4. Düşmanlar ve zararlı haşaratlar arasında bir saat durmakla dost ve büyükler
meclisinde senelerce durmak arasındaki fark, kabir ile dünya arasındaki aynı farktır.
Dolayısıyla, Cenab-ı Hak da bir saatlik lezzeti terk etmeye davet ediyor ki, senelerce
dostlarınla beraber rahat edesin. Öyle ise kayıtlı ve kelepçeli olarak götürülmeden
evvel Allah'ın dâvetine icabet et.
Bil ki, Ey Aziz!
Kabir, âlem-i âhirete açılmış bir kapıdır. Arka tarafı rahmettir, ön tarafı ise
azaptır. Bütün dost ve sevgililer o kapının arka tarafında duruyorlar. Senin de onlara
karışma zamanın gelmedi mi? Ve onlara gidip onları ziyaret etmeye isteğini yok
mudur? Evet, vakit yaklaştı, dünya kirlerinden temizlenmek üzere bir gusül lazımdır…

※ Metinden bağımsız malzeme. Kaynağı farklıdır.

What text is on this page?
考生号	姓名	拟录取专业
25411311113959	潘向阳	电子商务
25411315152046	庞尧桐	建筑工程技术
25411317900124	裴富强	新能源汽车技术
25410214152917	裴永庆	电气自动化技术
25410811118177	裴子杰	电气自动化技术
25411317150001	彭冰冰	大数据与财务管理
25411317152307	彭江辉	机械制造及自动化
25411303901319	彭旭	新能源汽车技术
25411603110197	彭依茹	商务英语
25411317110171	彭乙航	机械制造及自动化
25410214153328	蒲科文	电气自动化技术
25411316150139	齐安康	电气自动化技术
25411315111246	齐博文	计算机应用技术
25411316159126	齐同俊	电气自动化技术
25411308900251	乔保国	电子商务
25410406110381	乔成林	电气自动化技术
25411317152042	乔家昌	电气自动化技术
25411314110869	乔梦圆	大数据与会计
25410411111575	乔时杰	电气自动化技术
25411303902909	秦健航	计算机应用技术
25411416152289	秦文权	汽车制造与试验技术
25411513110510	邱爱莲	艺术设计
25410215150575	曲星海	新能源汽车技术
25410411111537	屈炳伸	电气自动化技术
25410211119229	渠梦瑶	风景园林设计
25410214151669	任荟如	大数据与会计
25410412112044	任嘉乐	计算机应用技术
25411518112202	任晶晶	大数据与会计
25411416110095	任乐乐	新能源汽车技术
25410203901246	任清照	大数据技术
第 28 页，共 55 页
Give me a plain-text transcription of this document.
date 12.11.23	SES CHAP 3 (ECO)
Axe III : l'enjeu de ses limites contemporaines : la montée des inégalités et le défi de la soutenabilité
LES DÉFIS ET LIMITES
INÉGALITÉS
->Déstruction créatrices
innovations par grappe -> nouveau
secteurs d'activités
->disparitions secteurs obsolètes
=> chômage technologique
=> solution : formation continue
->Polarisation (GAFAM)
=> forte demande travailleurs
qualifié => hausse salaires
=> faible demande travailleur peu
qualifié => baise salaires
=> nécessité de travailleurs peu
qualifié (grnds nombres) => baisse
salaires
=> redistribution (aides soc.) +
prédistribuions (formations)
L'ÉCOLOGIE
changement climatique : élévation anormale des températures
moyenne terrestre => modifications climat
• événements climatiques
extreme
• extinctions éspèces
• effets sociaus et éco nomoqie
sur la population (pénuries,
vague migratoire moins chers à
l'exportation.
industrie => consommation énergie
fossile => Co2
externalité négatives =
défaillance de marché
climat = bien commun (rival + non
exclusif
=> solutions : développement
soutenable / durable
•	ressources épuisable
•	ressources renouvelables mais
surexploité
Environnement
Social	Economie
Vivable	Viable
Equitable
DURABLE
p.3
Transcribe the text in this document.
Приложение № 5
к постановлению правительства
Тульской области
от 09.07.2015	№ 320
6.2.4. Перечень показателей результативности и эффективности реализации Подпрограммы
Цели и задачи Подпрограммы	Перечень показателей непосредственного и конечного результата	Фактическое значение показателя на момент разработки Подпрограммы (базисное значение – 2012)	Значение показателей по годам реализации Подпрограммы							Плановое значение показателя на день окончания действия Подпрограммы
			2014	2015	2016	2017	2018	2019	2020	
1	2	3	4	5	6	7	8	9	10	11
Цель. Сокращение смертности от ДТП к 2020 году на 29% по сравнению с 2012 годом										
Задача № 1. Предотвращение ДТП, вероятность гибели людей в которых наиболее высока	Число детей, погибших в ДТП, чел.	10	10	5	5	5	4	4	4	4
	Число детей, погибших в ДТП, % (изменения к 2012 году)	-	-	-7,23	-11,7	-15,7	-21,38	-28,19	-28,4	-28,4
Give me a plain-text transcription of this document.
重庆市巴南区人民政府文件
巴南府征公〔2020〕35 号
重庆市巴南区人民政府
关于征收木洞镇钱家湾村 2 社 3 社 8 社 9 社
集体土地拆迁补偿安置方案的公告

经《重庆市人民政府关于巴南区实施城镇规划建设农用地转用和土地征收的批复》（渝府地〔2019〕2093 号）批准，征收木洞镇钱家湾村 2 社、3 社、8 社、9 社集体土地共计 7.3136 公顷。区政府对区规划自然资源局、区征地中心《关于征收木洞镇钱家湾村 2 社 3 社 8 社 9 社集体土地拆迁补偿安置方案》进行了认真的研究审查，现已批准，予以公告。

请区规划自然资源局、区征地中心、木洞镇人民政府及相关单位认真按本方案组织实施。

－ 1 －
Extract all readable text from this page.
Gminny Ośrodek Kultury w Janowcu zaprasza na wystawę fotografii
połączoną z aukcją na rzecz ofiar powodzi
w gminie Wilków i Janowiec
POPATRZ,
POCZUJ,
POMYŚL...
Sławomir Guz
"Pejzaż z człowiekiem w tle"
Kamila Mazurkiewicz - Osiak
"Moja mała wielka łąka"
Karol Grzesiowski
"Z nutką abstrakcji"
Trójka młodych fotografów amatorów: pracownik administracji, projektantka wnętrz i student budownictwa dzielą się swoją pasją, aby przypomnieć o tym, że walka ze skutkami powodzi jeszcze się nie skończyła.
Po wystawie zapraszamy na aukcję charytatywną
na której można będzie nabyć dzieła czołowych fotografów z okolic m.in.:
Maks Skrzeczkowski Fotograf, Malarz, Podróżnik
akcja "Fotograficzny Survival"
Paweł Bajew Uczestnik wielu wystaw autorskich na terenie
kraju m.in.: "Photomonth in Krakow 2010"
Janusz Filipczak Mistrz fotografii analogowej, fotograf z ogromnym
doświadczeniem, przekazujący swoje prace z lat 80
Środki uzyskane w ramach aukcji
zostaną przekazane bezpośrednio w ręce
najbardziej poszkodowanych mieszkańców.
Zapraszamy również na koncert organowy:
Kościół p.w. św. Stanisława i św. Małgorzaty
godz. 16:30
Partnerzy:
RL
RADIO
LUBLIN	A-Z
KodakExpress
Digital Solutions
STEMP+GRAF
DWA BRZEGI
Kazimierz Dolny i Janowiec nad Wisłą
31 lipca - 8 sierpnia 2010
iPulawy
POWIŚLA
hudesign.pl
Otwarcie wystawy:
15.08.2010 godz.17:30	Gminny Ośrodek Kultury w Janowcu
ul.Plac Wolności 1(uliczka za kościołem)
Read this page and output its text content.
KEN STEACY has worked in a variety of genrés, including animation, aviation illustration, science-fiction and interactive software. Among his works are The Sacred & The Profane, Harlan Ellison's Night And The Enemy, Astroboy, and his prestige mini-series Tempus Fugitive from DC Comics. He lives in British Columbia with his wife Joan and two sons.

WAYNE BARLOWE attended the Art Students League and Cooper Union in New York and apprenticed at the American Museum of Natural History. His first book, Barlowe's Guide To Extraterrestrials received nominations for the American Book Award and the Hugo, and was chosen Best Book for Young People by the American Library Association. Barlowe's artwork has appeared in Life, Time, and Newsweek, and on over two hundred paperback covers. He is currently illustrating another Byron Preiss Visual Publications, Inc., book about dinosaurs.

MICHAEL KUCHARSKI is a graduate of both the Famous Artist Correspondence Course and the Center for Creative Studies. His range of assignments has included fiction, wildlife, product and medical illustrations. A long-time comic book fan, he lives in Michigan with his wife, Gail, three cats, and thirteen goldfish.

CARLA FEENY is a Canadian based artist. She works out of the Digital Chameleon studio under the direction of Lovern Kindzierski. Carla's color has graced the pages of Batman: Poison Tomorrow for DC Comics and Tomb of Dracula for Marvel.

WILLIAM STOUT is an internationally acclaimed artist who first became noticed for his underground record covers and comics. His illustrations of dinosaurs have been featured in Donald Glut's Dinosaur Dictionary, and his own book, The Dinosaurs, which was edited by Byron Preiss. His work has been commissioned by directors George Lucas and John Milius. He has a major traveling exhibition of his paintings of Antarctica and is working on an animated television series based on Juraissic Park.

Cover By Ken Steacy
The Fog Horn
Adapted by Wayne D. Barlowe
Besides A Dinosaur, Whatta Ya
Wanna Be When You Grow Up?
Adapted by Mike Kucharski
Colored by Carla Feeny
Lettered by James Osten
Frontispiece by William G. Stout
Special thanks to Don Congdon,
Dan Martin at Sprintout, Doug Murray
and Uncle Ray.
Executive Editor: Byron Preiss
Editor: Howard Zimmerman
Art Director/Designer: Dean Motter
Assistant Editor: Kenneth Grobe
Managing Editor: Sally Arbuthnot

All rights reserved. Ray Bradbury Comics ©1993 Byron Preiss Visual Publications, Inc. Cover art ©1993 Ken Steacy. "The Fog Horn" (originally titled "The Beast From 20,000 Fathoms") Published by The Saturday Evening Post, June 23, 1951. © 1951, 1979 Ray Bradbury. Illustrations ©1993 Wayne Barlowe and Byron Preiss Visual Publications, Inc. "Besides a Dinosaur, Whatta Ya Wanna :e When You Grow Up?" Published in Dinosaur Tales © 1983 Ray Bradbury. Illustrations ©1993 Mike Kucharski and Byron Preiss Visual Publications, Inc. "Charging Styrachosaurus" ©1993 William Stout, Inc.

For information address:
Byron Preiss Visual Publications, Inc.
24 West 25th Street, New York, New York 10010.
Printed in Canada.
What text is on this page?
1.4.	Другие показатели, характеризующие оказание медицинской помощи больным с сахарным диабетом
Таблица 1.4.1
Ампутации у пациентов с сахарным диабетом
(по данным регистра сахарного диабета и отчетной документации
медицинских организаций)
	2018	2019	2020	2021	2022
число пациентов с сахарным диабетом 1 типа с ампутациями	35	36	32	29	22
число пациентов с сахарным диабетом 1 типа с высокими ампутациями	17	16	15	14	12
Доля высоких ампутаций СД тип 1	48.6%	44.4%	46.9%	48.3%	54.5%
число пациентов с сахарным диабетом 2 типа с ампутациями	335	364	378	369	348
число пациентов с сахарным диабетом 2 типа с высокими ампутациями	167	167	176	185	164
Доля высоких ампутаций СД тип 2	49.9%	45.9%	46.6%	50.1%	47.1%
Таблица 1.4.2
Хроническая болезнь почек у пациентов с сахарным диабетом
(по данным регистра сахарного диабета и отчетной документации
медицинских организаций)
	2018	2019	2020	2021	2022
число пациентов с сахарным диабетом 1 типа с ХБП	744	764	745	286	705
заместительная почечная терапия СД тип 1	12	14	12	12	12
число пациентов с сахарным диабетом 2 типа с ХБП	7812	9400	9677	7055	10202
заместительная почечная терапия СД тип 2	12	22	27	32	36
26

Eğer, İmam-ı Rabbani Ahmed-i Farukî bugün Hindistan'da hayattadır diye
ziyaretine bir davetiye gelse, bütün zahmetlere ve tehlikelere katlanarak ziyaretine
gideceğim. Binaenaleyh, İncil'de Ahmed, Tevrat'ta Ahyed, Kur'ân'da Muhammed
ismiyle müsemma iki cihanın güneşi kabrin arka tarafında milyonlarca Farukî Ahmedler
ile ebedi istirahatadırlar. Onların ziyaretlerine gitmek için niye acele etmiyoruz? Geri
kalmak hatadır.
Bil ki, Ey Aziz!
Şu gerçeklere dikkat etmek lazımdır:
1. Allah'a kul olana her şey amadedir. Allah'a kul olmayana her şey düşmandır.
2. Her şey kader ile takdir edilmiştir. Kısmetine razı ol ki, rahat edesin.
3. Mülk Allah'ındır. Sende emaneten duruyor. O emaneti alıp senin için
muhafaza edecek. Sende kalırsa gücü biter ve heba olup gider.
4. Devamı olmayan bir şeyde lezzet yoktur. Sen fanisin. Dünya da fanidir. Halkın
dünyası da fanidir. Kâinatın şu görünüşü de fanidir. Bunlar, saniye, dakika ve saat ve
gün gibi birbirini takiben bitişe gidiyorlar.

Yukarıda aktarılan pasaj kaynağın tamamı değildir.